Artikel 8:75a, eerste lid, eerste volzin, van de Awb bepaalt dat in geval van intrekking van het beroep omdat het bestuursorgaan geheel of gedeeltelijk aan de indiener van het beroepschrift is tegemoetgekomen, het bestuursorgaan op verzoek van de indiener bij afzonderlijke uitspraak met toepassing van artikel 8:75 van de Awb in de kosten kan worden veroordeeld. Ingevolge artikel 8:108, eerste lid, van de Awb is deze bepaling van overeenkomstige toepassing op het hoger beroep.
Namens appellant is het hoger beroep ingetrokken omdat het Uwv met de gewijzigde beslissing op bezwaar van 22 juni 2021 volledig aan de bezwaren van appellant tegemoet is gekomen.
Aangezien het Uwv de gemaakte kosten in bezwaar heeft vergoed, moet de Raad alleen nog oordelen over de in beroep en hoger beroep gemaakte kosten.
De Raad ziet aanleiding het Uwv te veroordelen in de kosten die appellant in verband met de behandeling van het beroep en het hoger beroep redelijkerwijs heeft moeten maken.
De proceskosten worden, ingevolge het Besluit proceskosten bestuursrecht, begroot op
€ 1.518,- in beroep (1 punt voor het indienen van het beroepschrift en 1 punt voor het verschijnen ter zitting) en € 759,- in hoger beroep (1 punt voor het indienen van het hogerberoepschrift). In totaal bedraagt de proceskostenvergoeding € 2.277,-.

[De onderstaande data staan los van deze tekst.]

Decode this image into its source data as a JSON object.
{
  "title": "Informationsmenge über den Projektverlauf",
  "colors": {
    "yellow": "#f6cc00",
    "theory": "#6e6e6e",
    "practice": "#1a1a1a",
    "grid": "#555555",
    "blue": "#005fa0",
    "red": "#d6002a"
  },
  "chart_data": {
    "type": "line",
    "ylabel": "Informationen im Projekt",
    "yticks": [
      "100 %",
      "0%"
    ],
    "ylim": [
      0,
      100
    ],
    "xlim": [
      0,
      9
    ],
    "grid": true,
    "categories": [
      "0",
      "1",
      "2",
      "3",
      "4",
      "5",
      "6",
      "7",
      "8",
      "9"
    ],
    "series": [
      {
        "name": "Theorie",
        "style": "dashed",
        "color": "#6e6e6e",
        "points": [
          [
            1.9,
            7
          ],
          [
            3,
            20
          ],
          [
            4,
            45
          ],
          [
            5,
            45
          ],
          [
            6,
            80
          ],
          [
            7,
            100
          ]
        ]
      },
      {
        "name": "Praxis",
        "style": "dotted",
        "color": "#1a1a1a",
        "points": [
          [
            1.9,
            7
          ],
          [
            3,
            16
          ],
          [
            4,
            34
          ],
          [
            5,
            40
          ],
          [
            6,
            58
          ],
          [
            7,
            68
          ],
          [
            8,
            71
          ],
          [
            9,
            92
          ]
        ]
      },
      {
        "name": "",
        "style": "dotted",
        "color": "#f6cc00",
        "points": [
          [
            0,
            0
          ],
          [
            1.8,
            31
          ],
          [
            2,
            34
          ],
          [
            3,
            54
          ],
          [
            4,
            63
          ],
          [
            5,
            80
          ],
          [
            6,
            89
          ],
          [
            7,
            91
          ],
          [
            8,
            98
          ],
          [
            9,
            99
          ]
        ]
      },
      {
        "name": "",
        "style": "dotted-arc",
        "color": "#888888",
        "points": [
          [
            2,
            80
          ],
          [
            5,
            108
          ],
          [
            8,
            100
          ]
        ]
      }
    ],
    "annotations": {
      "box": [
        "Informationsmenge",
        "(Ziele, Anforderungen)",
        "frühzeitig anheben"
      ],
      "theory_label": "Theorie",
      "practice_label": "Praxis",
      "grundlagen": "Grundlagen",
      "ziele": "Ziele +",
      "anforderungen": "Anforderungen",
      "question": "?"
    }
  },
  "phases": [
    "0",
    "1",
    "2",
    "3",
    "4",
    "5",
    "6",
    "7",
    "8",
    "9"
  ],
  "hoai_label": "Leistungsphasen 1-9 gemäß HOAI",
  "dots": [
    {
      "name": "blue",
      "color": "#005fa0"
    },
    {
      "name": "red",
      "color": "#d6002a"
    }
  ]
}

Voor vergoeding van het betaalde griffierecht in beroep en hoger beroep kan appellant zich rechtstreeks tot het Uwv wenden

BESLISSING

De Centrale Raad van Beroep veroordeelt het Uwv in de kosten van appellant tot een bedrag van € 2.277,-.
Deze uitspraak is gedaan door J.P.M. Zeijen, in tegenwoordigheid van H. Alajai als griffier. De beslissing is uitgesproken in het openbaar op 10 februari 2022.